Epidermolysis bullosa simplex (EBS) is an autosomal dominant skin fragility disorder caused by mutations in either Keratin (K) 5 or K14. Although current therapy for EBS is limited to wound care, advances in reprogramming somatic cells into induced pluripotent stem cells (iPSC) offer the possibility of developing new approaches for EBS treatment. The iPSC-based therapeutic approach for EBS relies on the generation of patient-specific iPSCs, which then undergo genetic editing and differentiation into skin cells suitable for transplantation.

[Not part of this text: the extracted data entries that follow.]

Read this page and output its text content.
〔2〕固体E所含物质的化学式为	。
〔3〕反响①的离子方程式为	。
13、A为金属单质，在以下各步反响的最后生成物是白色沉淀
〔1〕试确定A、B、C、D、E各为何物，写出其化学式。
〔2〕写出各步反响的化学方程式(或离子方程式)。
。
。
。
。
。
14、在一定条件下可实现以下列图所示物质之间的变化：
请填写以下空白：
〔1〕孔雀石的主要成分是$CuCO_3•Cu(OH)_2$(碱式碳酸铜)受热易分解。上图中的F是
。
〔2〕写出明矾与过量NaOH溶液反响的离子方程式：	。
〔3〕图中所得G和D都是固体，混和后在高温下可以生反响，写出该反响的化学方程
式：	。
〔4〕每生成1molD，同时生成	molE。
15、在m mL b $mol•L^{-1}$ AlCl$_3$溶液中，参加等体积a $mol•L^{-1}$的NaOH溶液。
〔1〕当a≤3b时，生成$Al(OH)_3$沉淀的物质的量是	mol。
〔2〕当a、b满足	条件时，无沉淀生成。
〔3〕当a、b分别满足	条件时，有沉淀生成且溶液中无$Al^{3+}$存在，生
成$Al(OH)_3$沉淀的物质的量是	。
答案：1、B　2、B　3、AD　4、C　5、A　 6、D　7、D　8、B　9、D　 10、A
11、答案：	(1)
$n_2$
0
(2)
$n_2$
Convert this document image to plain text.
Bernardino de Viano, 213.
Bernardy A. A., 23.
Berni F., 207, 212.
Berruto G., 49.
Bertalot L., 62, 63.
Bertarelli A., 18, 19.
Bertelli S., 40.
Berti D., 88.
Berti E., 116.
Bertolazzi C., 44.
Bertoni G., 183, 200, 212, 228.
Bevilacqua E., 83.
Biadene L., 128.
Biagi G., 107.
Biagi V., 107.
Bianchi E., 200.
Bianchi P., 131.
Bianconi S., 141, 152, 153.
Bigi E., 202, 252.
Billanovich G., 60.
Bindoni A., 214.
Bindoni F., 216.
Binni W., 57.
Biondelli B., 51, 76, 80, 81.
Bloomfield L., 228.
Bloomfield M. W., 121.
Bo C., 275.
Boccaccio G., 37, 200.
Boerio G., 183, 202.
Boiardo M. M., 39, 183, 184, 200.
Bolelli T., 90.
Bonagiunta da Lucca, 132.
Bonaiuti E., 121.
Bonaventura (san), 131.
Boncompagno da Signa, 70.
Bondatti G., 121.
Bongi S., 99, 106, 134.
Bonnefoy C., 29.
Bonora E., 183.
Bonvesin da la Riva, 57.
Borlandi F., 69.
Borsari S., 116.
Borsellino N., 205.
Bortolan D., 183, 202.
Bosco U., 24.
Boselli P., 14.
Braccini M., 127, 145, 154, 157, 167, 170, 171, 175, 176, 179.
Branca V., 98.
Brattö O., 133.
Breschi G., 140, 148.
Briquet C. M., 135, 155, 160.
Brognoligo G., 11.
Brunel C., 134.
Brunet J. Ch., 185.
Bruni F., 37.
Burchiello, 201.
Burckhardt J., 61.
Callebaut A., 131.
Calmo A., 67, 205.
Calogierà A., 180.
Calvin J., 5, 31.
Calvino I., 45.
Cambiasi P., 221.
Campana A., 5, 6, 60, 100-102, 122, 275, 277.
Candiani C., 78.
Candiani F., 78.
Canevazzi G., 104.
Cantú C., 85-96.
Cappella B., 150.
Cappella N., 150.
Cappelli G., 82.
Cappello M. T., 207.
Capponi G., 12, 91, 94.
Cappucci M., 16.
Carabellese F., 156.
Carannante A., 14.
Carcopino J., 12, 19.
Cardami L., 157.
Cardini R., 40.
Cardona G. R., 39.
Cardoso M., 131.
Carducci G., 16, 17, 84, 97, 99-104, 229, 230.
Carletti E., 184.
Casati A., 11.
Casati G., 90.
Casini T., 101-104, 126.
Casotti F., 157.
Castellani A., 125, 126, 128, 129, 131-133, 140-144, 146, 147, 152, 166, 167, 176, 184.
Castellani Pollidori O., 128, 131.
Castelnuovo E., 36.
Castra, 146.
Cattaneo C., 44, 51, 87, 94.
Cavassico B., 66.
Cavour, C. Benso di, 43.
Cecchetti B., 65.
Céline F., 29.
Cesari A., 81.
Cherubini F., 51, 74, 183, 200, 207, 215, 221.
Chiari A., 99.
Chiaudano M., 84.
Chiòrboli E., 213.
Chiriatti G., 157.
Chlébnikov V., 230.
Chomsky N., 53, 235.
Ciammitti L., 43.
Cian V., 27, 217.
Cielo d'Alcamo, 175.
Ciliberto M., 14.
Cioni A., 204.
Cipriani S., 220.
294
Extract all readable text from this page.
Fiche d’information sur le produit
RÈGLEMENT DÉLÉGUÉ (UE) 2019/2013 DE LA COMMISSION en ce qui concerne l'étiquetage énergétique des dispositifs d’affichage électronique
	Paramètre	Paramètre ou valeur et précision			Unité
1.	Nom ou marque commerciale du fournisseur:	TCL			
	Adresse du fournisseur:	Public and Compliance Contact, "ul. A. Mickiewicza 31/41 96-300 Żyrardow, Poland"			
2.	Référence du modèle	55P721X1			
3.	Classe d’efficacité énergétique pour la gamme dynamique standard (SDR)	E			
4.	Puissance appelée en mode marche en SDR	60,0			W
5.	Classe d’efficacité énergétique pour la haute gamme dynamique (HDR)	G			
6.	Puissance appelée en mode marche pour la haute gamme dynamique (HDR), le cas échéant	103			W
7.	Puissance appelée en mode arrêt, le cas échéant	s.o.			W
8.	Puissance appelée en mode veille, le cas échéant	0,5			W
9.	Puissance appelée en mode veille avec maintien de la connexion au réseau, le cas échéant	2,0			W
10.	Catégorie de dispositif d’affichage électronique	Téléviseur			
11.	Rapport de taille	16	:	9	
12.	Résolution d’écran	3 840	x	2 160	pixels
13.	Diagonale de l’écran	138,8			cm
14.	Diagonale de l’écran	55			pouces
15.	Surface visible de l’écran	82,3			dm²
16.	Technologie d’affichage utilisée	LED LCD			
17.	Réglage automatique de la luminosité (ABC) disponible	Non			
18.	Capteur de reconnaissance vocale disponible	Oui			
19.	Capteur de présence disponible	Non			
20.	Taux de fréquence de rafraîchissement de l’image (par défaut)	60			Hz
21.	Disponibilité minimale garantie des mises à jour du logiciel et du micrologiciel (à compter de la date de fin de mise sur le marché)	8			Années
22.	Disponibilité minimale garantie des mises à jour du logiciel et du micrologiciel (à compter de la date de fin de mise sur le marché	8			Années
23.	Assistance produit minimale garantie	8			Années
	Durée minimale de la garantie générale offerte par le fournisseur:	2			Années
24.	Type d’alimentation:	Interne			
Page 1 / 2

One of the main hurdles in advancing the iPSC-based therapy into the clinic is the complexity of a multi-step manufacturing process to produce genetically corrected iPSC-derived epidermal sheets. To reduce the manufacturing complexity of an iPSC-based therapy for EBS, we have combined our previously presented high-efficiency RNA-based reprogramming approach with a specific CRISPR/Cas9-mediated knock-out of the mutant allele of the K14 gene into a one-step procedure. We established a fibroblast line from an EBS patient carrying a hot-spot heterozygous C373T mutation at codon 125 in K14 and successfully generated multiple isogenic EBS iPSCs lines with a specific knock out of the mutant K14 allele (KO EBS iPSC) within 4 weeks of initiating simultaneous gene editing and reprogramming. Simultaneous reprogramming and gene correction not only reduces the complexity of the iPSC-based therapy but also improves safety of the approach by avoiding lengthy cell culture periods, drug selection, and multiple sub-cloning steps. We are currently differentiating these KO EBS iPSCs into keratinocytes to determine if these gene edited iPSC-derived keratinocytes can be used for EBS therapy by employing a mouse xenograft model.